Today, many Armed Forces personnel transition into emergency service careers when they leave the military. Both professions require similar skills, such as working well under pressure, discipline, physical fitness and the ability to improvise in difficult circumstances. Some UK Ambulance Services even offer guaranteed interview schemes to people who have served in the forces, recognising the valuable relevant experience gained through their Navy, Army and RAF roles.
The Armed Forces have been vital in supporting the work of the emergency services throughout the pandemic. In the biggest ever homeland military operation during peacetime, more than 5000 military personnel have assisted with the Covid-19 testing and vaccination programmes, delivering vaccines by land and air as well as helping to plan the rollout.
Above: Members of the Armed Forces in PPE on duty at a Covid-19 testing centre.
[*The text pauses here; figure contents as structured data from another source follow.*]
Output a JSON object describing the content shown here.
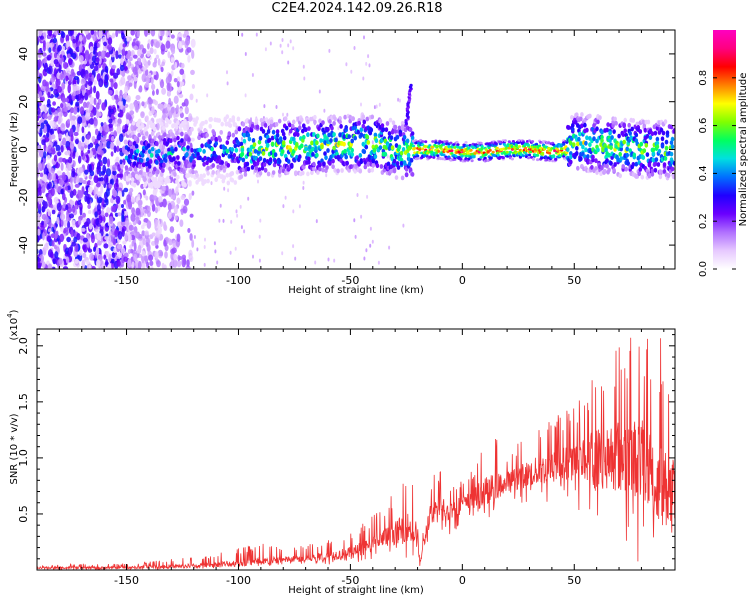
{
  "title": "C2E4.2024.142.09.26.R18",
  "chart_data": [
    {
      "type": "heatmap",
      "xlabel": "Height of straight line (km)",
      "ylabel": "Frequency (Hz)",
      "xlim": [
        -190,
        95
      ],
      "ylim": [
        -50,
        50
      ],
      "xticks": [
        -150,
        -100,
        -50,
        0,
        50
      ],
      "yticks": [
        -40,
        -20,
        0,
        20,
        40
      ],
      "colorbar": {
        "label": "Normalized spectral amplitude",
        "range": [
          0,
          1
        ],
        "ticks": [
          "0.0",
          "0.2",
          "0.4",
          "0.6",
          "0.8"
        ],
        "colors": [
          "#ffffff",
          "#e6c8ff",
          "#b070ff",
          "#6a00ff",
          "#2000ff",
          "#0070ff",
          "#00e0e0",
          "#00ff60",
          "#80ff00",
          "#ffff00",
          "#ff8000",
          "#ff0000",
          "#ff0080",
          "#ff00c0"
        ]
      },
      "ridge": {
        "x": [
          -145,
          -120,
          -100,
          -80,
          -60,
          -40,
          -30,
          -24,
          -20,
          -10,
          0,
          10,
          20,
          30,
          40,
          47,
          50,
          60,
          70,
          80,
          95
        ],
        "frequency": [
          -2,
          -1,
          0,
          1,
          2,
          3,
          0,
          -1,
          0,
          0,
          -1,
          -1,
          0,
          0,
          -1,
          0,
          3,
          2,
          1,
          0,
          0
        ]
      },
      "burst": {
        "x": [
          -25,
          -23
        ],
        "frequency": [
          10,
          27
        ]
      }
    },
    {
      "type": "line",
      "xlabel": "Height of straight line (km)",
      "ylabel": "SNR (10 * v/v)",
      "scale_label": "(x10",
      "scale_exponent": "4",
      "scale_suffix": ")",
      "xlim": [
        -190,
        95
      ],
      "ylim": [
        0,
        2.15
      ],
      "xticks": [
        -150,
        -100,
        -50,
        0,
        50
      ],
      "yticks": [
        "0.5",
        "1.0",
        "1.5",
        "2.0"
      ],
      "yticks_values": [
        0.5,
        1.0,
        1.5,
        2.0
      ],
      "color": "#ee3333",
      "envelope": {
        "x": [
          -190,
          -150,
          -130,
          -115,
          -100,
          -90,
          -80,
          -70,
          -60,
          -50,
          -40,
          -30,
          -25,
          -20,
          -19,
          -15,
          -10,
          -5,
          0,
          5,
          10,
          20,
          30,
          40,
          50,
          60,
          70,
          80,
          90,
          95
        ],
        "base": [
          0.02,
          0.02,
          0.03,
          0.04,
          0.06,
          0.07,
          0.09,
          0.1,
          0.12,
          0.15,
          0.22,
          0.32,
          0.38,
          0.3,
          0.05,
          0.45,
          0.55,
          0.52,
          0.58,
          0.62,
          0.68,
          0.78,
          0.85,
          0.9,
          0.95,
          0.98,
          1.0,
          0.95,
          0.7,
          0.6
        ],
        "peak": [
          0.05,
          0.06,
          0.1,
          0.12,
          0.2,
          0.24,
          0.2,
          0.22,
          0.28,
          0.35,
          0.5,
          0.7,
          0.88,
          0.72,
          0.12,
          0.8,
          0.92,
          0.82,
          0.8,
          0.9,
          1.3,
          1.05,
          1.3,
          1.38,
          1.5,
          1.85,
          2.05,
          2.12,
          2.1,
          1.95
        ],
        "trough": [
          0.0,
          0.0,
          0.0,
          0.01,
          0.02,
          0.03,
          0.04,
          0.04,
          0.05,
          0.06,
          0.08,
          0.12,
          0.1,
          0.05,
          0.0,
          0.2,
          0.35,
          0.3,
          0.35,
          0.4,
          0.45,
          0.55,
          0.6,
          0.55,
          0.5,
          0.3,
          0.1,
          0.05,
          0.05,
          0.05
        ]
      }
    }
  ]
}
© Colin McPherson / Alamy Stock Photo
Voluntary workers have continued to provide important services to the public over the past year, from administering vaccines to delivering food and essentials to people shielding from Covid-19.
You can explore some of our memorials to volunteer organisations and the vital work that they do below.
Above: RNLI Volunteers in a D-class lifeboat, first introduced into the RNLI fleet in 1963.
© Christopher Cassidy / Alamy Stock Photo
The Royal National Lifeboat Institution has been saving lives at sea for nearly 200 years, with 95% of the organisation being made up of volunteers. Independent from the coastguard, the RNLI’s 24/7 search and rescue lifeboat service has even continued throughout the Covid-19 pandemic. Their volunteer lifeboat crews and lifeguards help thousands of people each year, having saved over 143,000 lives since the charity’s foundation in 1824.
Through the work of their volunteers St John Ambulance provides first aid at events all year round, as well as supporting the emergency medical workers of the NHS. Some 400,000 people learn first aid through the charity’s training programmes each year, aiming to ensure that people have the skills to help whenever a first aid emergency occurs in the home, workplace or elsewhere. St John volunteers have also helped with the vaccination programme during the pandemic, administering the vaccine and supporting people through the process.
In the First and Second World War the Voluntary Aid Detachment was comprised of civilian nurses, who worked alongside military medical staff at home and overseas. By the summer of 1914 nearly 50,000 women had signed up to volunteer, some even losing their lives while bravely providing medical attention to the war-wounded. The Voluntary Aid Detachment was finally disbanded in 1960, but volunteers for organisations such as the Red Cross and St John Ambulance continue to provide medical support where it is needed most today.
As the champions of Remembrance, the Royal British Legion works with the Arboretum to engage people in learning and Remembrance of those who have served our Nation. More than 110,000 volunteers aid the Legion in their mission, raising millions of pounds during the annual Poppy Appeal and helping to provide assistance such as rehabilitation and mental health support to veterans and their families.